#59188 closed defect (bug) (fixed)
WP_Posts_List_Table causes post, postmeta, and term caches to be primed for all pages in the DB on load
Reported by: |
|
Owned by: |
|
---|---|---|---|
Milestone: | 6.4 | Priority: | normal |
Severity: | normal | Version: | 6.1 |
Component: | Query | Keywords: | has-patch dev-feedback has-unit-tests needs-dev-note |
Focuses: | administration, performance | Cc: |
Description
This behavior primarily triggers if a user is using an external object cache on the second load of /wp-admin/edit.php?post_type=page once the query cache has been populated for id=>parent relationships for pages. It is reproducible on the Pages listing, but will also apply to any custom post type declared as hierarchical.
The WP_Posts_List_Table class has a method called prepare_items which is called when building the table view at /wp-admin/edit.php?post_type=page. This function calls wp_edit_posts_query():
This function checks to see if the post type is hierarchical, and if it is, sets posts_per_page to -1. This is done because it wouldn't be possible to build a hierarchical view of posts with pagination without understanding the relationship between all of the IDs in the database for that post type:
https://github.com/WordPress/WordPress/blob/master/wp-admin/includes/post.php#L1274
Once the query parameters are built, they are passed to the wp function for execution:
https://github.com/WordPress/WordPress/blob/master/wp-admin/includes/post.php#L1283
The wp function then calls the main method on the global $wp object, which runs query_posts, which calls $wp_the_query->query, which invokes get_posts on a WP_Query object.
Once the query is built, WP_Query attempts to see if there are cached results for that query:
https://github.com/WordPress/WordPress/blob/master/wp-includes/class-wp-query.php#L3173
If cached results are found (which would only happen after the query was run once and cached, hence my comment above about why this only triggers on the second load of the pages view with a persistent object cache in play like memcached) then this logic block flows down to where it forks based on what was requested in 'fields', which in this case is not just IDs, it's id=>parent relationships, so it flows into the else and triggers _prime_post_caches for all pages (or any other hierarchical post type) including all post meta and all terms attached to those posts. Although the prime post caches function will only prime caches for posts that aren't already in the cache, if the cache was recently flushed or cache salts or versions rotated, this can be a very expensive operation that can crash a site if it's loading in a significant number of hierarchical posts and/or if those posts have a lot of metadata.
I would recommend marking a query that is looking for id=>parent with a posts_per_page of -1 as not cacheable to prevent this behavior.

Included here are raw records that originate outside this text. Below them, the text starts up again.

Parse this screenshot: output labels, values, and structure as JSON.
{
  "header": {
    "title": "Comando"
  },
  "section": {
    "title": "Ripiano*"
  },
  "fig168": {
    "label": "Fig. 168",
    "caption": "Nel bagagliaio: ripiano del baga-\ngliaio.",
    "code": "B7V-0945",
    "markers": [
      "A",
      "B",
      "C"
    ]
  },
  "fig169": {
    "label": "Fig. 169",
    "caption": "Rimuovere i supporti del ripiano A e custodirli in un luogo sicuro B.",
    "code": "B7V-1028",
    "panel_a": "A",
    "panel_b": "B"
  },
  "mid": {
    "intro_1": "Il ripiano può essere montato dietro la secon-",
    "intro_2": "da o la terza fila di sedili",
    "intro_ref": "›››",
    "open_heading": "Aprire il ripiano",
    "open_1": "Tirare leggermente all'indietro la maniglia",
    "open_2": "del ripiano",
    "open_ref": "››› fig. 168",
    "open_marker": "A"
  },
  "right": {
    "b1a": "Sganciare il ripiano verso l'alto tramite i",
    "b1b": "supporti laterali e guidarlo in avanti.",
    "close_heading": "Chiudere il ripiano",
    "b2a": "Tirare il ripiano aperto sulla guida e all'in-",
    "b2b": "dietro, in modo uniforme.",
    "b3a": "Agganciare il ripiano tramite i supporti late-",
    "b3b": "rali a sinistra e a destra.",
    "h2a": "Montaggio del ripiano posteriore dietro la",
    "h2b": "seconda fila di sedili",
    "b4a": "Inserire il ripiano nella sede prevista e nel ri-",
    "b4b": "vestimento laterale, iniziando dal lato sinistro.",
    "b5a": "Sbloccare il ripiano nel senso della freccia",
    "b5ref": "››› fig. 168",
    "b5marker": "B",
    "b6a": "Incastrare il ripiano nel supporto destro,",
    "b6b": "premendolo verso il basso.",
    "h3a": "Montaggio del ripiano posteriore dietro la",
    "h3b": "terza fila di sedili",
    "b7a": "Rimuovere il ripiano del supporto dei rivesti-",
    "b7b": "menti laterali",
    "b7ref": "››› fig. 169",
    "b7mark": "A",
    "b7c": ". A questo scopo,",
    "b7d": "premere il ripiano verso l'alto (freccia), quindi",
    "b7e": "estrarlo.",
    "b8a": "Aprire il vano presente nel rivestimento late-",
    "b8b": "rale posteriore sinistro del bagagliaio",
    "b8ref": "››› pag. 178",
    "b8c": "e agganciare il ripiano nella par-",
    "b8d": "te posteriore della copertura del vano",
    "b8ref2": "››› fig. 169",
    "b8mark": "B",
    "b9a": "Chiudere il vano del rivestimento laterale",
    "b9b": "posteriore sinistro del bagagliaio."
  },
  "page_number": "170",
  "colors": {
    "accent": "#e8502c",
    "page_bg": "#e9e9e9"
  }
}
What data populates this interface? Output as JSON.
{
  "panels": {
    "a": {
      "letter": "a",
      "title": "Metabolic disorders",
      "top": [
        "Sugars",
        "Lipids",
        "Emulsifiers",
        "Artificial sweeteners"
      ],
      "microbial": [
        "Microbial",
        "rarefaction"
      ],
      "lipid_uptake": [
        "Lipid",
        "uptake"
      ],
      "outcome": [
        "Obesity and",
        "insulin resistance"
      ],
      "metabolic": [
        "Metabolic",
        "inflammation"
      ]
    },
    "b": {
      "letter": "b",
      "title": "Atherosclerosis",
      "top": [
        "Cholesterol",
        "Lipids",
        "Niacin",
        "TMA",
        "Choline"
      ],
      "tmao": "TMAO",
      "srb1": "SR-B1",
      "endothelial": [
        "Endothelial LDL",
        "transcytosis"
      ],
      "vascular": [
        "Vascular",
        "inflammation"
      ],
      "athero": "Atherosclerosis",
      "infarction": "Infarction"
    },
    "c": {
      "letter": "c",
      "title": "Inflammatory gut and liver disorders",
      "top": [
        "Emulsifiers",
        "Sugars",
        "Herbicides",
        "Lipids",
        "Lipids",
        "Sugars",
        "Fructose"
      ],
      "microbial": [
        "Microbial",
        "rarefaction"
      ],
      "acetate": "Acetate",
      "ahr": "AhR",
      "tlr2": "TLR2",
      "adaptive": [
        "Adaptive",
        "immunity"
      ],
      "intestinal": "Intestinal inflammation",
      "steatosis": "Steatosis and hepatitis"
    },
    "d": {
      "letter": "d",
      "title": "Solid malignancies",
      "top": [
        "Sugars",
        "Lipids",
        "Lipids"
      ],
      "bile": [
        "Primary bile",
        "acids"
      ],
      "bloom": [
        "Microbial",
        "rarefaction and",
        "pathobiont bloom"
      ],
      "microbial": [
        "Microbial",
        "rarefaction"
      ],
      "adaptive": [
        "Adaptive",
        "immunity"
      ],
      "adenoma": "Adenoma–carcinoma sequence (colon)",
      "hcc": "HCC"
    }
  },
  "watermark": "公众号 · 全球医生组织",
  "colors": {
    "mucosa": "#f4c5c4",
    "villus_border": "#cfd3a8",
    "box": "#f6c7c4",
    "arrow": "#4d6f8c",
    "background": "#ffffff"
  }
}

Note: I created this ticket during WordCamp US Contributor Day, and was having trouble with Core Trac being overloaded with requests, which inhibited my ability to search for related tickets. If this is a duplicate, I apologize, and will be happy to contribute to related tickets.
Change History (74)
#1
@
19 months ago
- Summary changed from WP_Posts_List_Table causes post, page, and term caches to be primed for all pages in the DB on load to WP_Posts_List_Table causes post, postmeta, and term caches to be primed for all pages in the DB on load
#2
@
19 months ago
- Keywords needs-patch added
- Milestone changed from Awaiting Review to Future Release
This ticket was mentioned in PR #5091 on WordPress/wordpress-develop by @kevinfodness.
19 months ago
#3
- Keywords has-patch added; needs-patch removed
#4
@
19 months ago
- Milestone changed from Future Release to 6.4
Thanks @kevinfodness. I'm pulling this into the 6.4 milestone for review
This ticket was mentioned in PR #5193 on WordPress/wordpress-develop by @spacedmonkey.
19 months ago
#7
Trac ticket: https://core.trac.wordpress.org/ticket/59188
#8
@
19 months ago
- Keywords dev-feedback added
I put together a quick and simple PR here. I think this will fix the issue.
@spacedmonkey commented on PR #5193:
19 months ago
#9
Can you review / test this patch see if fixes the issue @kevinfodness?
This ticket was mentioned in Slack in #core-performance by spacedmonkey. View the logs.
19 months ago
#11
@
18 months ago
I've testedPR 5193 on a server running a persistent cache.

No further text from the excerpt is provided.